Existe uma clara hierarquia, Mickey está no nível mais baixo da pirâmide e, por causa disso, tratam-no muito mal. O realizador brinca com uma série de perguntas: Porque é que até mesmo nos dias de hoje algumas pessoas são avaliadas como sendo de maior ou menor valor em relação a outras? Quem é que definiu isso? E, porque é que como sociedade nós simplesmente aceitamos isso sem contestar?
Naomi Ackie, que interpreta Nasha, é a única personagem no filme que luta por aquilo em que acredita. Defende as criaturas e luta por Mickey, por quem está apaixonada. É uma personagem corajosa, leal, com um bom coração, incapaz de ficar calada ao presenciar injustiças e que acaba por fazer a diferença.
A dinâmica entre Nasha e Mickey é amorosa no meio de tanta desumanidade, é perceptível o carinho e luxúria que têm um pelo outro.
Além das personagens principais, Patsy Ferran, que interpreta Dorothy, traz em semelhança a Nasha, um contraste de ética e humanidade, qualidades que os seus colegas cientistas não têm em relação a Mickey e às criaturas.
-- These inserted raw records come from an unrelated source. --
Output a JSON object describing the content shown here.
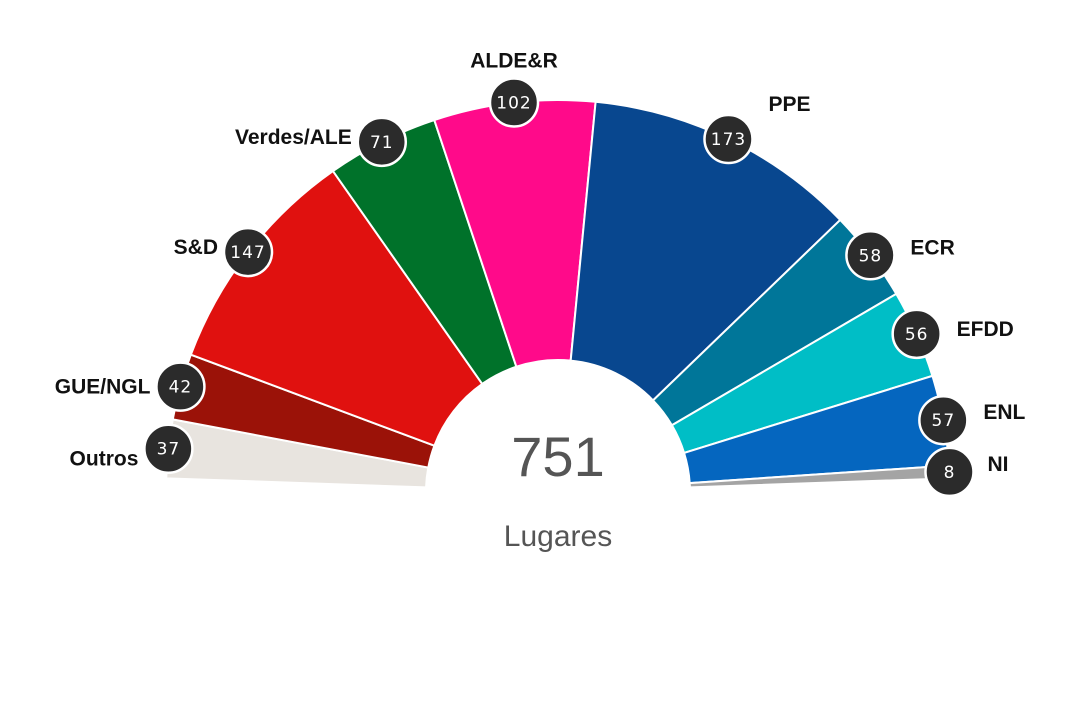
{
  "chart_data": {
    "type": "pie",
    "style": "semicircle-donut",
    "total": "751",
    "total_label": "Lugares",
    "series": [
      {
        "name": "Outros",
        "value": 37,
        "color": "#e8e4df"
      },
      {
        "name": "GUE/NGL",
        "value": 42,
        "color": "#9b1208"
      },
      {
        "name": "S&D",
        "value": 147,
        "color": "#e0110f"
      },
      {
        "name": "Verdes/ALE",
        "value": 71,
        "color": "#00722a"
      },
      {
        "name": "ALDE&R",
        "value": 102,
        "color": "#ff0a8a"
      },
      {
        "name": "PPE",
        "value": 173,
        "color": "#08478f"
      },
      {
        "name": "ECR",
        "value": 58,
        "color": "#007699"
      },
      {
        "name": "EFDD",
        "value": 56,
        "color": "#00bec6"
      },
      {
        "name": "ENL",
        "value": 57,
        "color": "#0566bf"
      },
      {
        "name": "NI",
        "value": 8,
        "color": "#a4a4a4"
      }
    ]
  }
}
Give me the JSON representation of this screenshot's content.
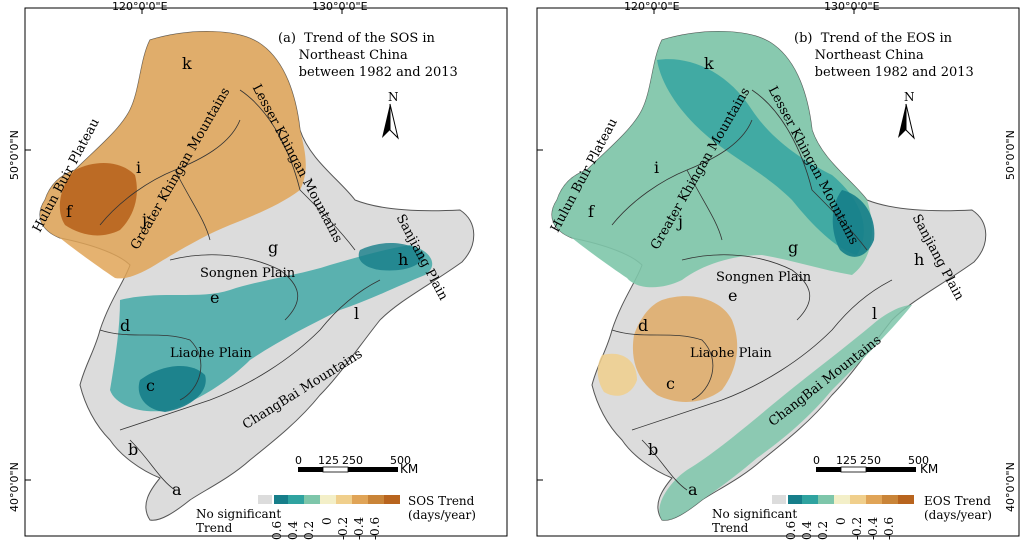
{
  "colors": {
    "no_trend": "#dcdcdc",
    "neg06": "#167e8a",
    "neg04": "#2fa3a0",
    "neg02": "#7ec6aa",
    "zero": "#f3efc8",
    "pos02": "#f0cf8c",
    "pos04": "#e0a457",
    "pos06": "#b8641e"
  },
  "panels": [
    {
      "title": "(a)  Trend of the SOS in\n     Northeast China\n     between 1982 and 2013",
      "variable": "SOS",
      "legend_title": "SOS Trend\n(days/year)",
      "legend_ticks": [
        "0.6",
        "0.4",
        "0.2",
        "0",
        "-0.2",
        "-0.4",
        "-0.6"
      ],
      "no_trend_label": "No significant\nTrend"
    },
    {
      "title": "(b)  Trend of the EOS in\n     Northeast China\n     between 1982 and 2013",
      "variable": "EOS",
      "legend_title": "EOS Trend\n(days/year)",
      "legend_ticks": [
        "0.6",
        "0.4",
        "0.2",
        "0",
        "-0.2",
        "-0.4",
        "-0.6"
      ],
      "no_trend_label": "No significant\nTrend"
    }
  ],
  "coords": {
    "lon_labels": [
      "120°0'0\"E",
      "130°0'0\"E"
    ],
    "lat_labels": [
      "50°0'0\"N",
      "40°0'0\"N"
    ]
  },
  "north_arrow": "N",
  "scale_bar": {
    "ticks": [
      "0",
      "125",
      "250",
      "500"
    ],
    "unit": "KM"
  },
  "regions": {
    "letters": [
      "a",
      "b",
      "c",
      "d",
      "e",
      "f",
      "g",
      "h",
      "i",
      "j",
      "k",
      "l"
    ],
    "hulun_buir": "Hulun Buir Plateau",
    "greater_khingan": "Greater Khingan Mountains",
    "lesser_khingan": "Lesser Khingan Mountains",
    "sanjiang": "Sanjiang Plain",
    "songnen": "Songnen Plain",
    "liaohe": "Liaohe Plain",
    "changbai": "ChangBai Mountains"
  }
}
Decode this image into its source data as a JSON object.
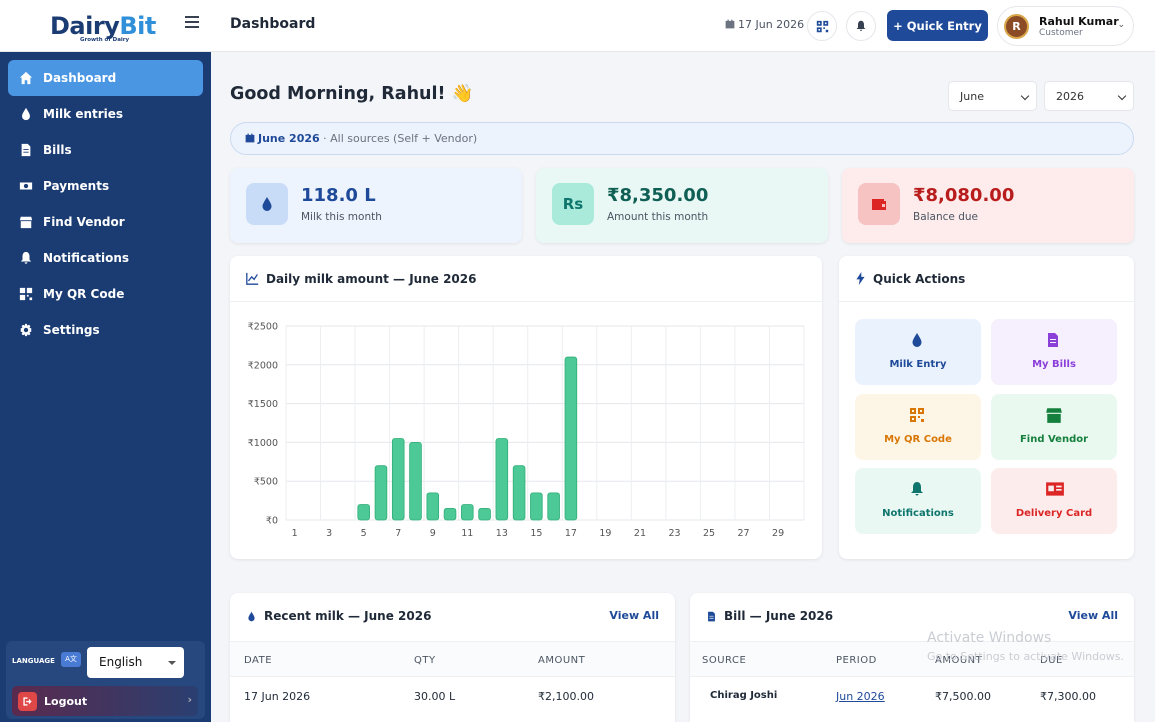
{
  "brand": {
    "logo_part1": "Dairy",
    "logo_part2": "Bit",
    "tagline": "Growth of Dairy"
  },
  "sidebar": {
    "items": [
      {
        "label": "Dashboard",
        "icon": "home-icon",
        "active": true
      },
      {
        "label": "Milk entries",
        "icon": "droplet-icon"
      },
      {
        "label": "Bills",
        "icon": "file-icon"
      },
      {
        "label": "Payments",
        "icon": "money-icon"
      },
      {
        "label": "Find Vendor",
        "icon": "store-icon"
      },
      {
        "label": "Notifications",
        "icon": "bell-icon"
      },
      {
        "label": "My QR Code",
        "icon": "qr-icon"
      },
      {
        "label": "Settings",
        "icon": "gear-icon"
      }
    ],
    "language_label": "LANGUAGE",
    "language_value": "English",
    "logout_label": "Logout"
  },
  "header": {
    "title": "Dashboard",
    "date": "17 Jun 2026",
    "quick_entry_label": "+ Quick Entry",
    "user": {
      "initial": "R",
      "name": "Rahul Kumar",
      "role": "Customer"
    }
  },
  "greeting": "Good Morning, Rahul! 👋",
  "filters": {
    "month": "June",
    "year": "2026",
    "period_label": "June 2026",
    "source_label": " · All sources (Self + Vendor)"
  },
  "stats": [
    {
      "value": "118.0 L",
      "label": "Milk this month",
      "color": "#1f4a99"
    },
    {
      "value": "₹8,350.00",
      "label": "Amount this month",
      "color": "#0f766e"
    },
    {
      "value": "₹8,080.00",
      "label": "Balance due",
      "color": "#b91c1c"
    }
  ],
  "chart_title": "Daily milk amount — June 2026",
  "chart_data": {
    "type": "bar",
    "categories": [
      "1",
      "2",
      "3",
      "4",
      "5",
      "6",
      "7",
      "8",
      "9",
      "10",
      "11",
      "12",
      "13",
      "14",
      "15",
      "16",
      "17",
      "18",
      "19",
      "20",
      "21",
      "22",
      "23",
      "24",
      "25",
      "26",
      "27",
      "28",
      "29",
      "30"
    ],
    "tick_labels": [
      "1",
      "3",
      "5",
      "7",
      "9",
      "11",
      "13",
      "15",
      "17",
      "19",
      "21",
      "23",
      "25",
      "27",
      "29"
    ],
    "values": [
      0,
      0,
      0,
      0,
      200,
      700,
      1050,
      1000,
      350,
      150,
      200,
      150,
      1050,
      700,
      350,
      350,
      2100,
      0,
      0,
      0,
      0,
      0,
      0,
      0,
      0,
      0,
      0,
      0,
      0,
      0
    ],
    "y_ticks": [
      "₹0",
      "₹500",
      "₹1000",
      "₹1500",
      "₹2000",
      "₹2500"
    ],
    "ylim": [
      0,
      2500
    ],
    "grid": true,
    "bar_color": "#4cc996"
  },
  "quick_actions": {
    "title": "Quick Actions",
    "items": [
      {
        "label": "Milk Entry",
        "icon": "droplet-icon",
        "bg": "#eaf2fd",
        "color": "#1f4a99"
      },
      {
        "label": "My Bills",
        "icon": "file-icon",
        "bg": "#f6effd",
        "color": "#8b3fd9"
      },
      {
        "label": "My QR Code",
        "icon": "qr-icon",
        "bg": "#fdf6e6",
        "color": "#d97706"
      },
      {
        "label": "Find Vendor",
        "icon": "store-icon",
        "bg": "#eaf9ef",
        "color": "#15803d"
      },
      {
        "label": "Notifications",
        "icon": "bell-icon",
        "bg": "#e9f8f3",
        "color": "#0f766e"
      },
      {
        "label": "Delivery Card",
        "icon": "card-icon",
        "bg": "#fdecec",
        "color": "#dc2626"
      }
    ]
  },
  "recent_milk": {
    "title": "Recent milk — June 2026",
    "view_all": "View All",
    "columns": [
      "DATE",
      "QTY",
      "AMOUNT"
    ],
    "rows": [
      [
        "17 Jun 2026",
        "30.00 L",
        "₹2,100.00"
      ]
    ]
  },
  "bill": {
    "title": "Bill — June 2026",
    "view_all": "View All",
    "columns": [
      "SOURCE",
      "PERIOD",
      "AMOUNT",
      "DUE"
    ],
    "rows": [
      [
        "Chirag Joshi",
        "Jun 2026",
        "₹7,500.00",
        "₹7,300.00"
      ]
    ]
  },
  "watermark": {
    "line1": "Activate Windows",
    "line2": "Go to Settings to activate Windows."
  }
}
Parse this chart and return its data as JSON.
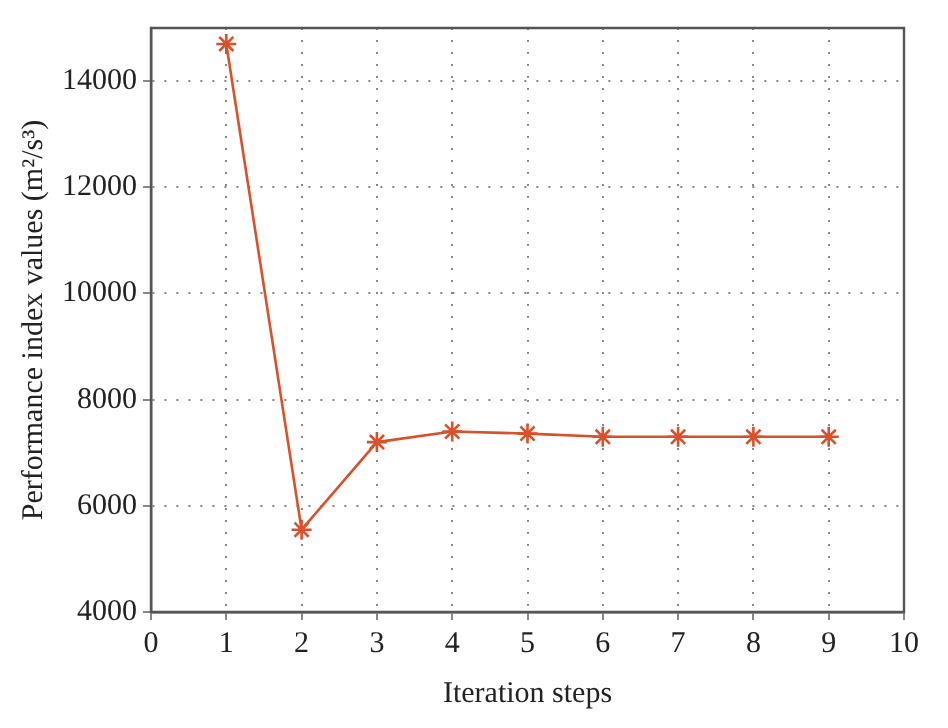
{
  "chart_data": {
    "type": "line",
    "xlabel": "Iteration steps",
    "ylabel": "Performance index values (m²/s³)",
    "x": [
      1,
      2,
      3,
      4,
      5,
      6,
      7,
      8,
      9
    ],
    "series": [
      {
        "color": "#d9502a",
        "values": [
          14700,
          5550,
          7200,
          7400,
          7360,
          7300,
          7300,
          7300,
          7300
        ]
      }
    ],
    "xlim": [
      0,
      10
    ],
    "xticks": [
      0,
      1,
      2,
      3,
      4,
      5,
      6,
      7,
      8,
      9,
      10
    ],
    "ylim": [
      4000,
      15000
    ],
    "yticks": [
      4000,
      6000,
      8000,
      10000,
      12000,
      14000
    ],
    "grid": true,
    "legend": false,
    "marker": "cross",
    "line_style": "solid"
  }
}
Uma atuação surpreendente.
Steve Yeun, que interpreta Timo, é uma personagem que faz de tudo para sobreviver, mesmo que isso signifique sacrificar o único amigo que tem na nave, Mickey. Não é necessariamente um vilão mas é muito egoísta, uma personagem talvez menos óbvia de vermos num filme de ficção científica.
O filme foi todo filmado nos Warner Bros Studios em em Leavesden, Hertfordshire, Inglaterra.
Para criar a ilusão de neve foram usadas toneladas de sal cobrindo o estúdio todo.
A diretora de arte, Fiona Crombie, quis usar elementos que fossem da Terra apesar do cenário futurístico, conseguindo um equilíbrio entre ambos.
Inspirou-se na estética de navios de carga e submarinos para a nave espacial, dando-lhe um ar mais decadente.
Bong Joon Ho é um realizador sensível e consciente que reflete sobre os problemas do mundo nos seus filmes. Nunca falha em deixar o público emocionado e a refletir e absolutamente incrédulo com a sua originalidade e mestria.
Neste momento, já está a trabalhar no seu próximo projeto: um filme de animação CGI com criaturas, que será, certamente, extraordinário.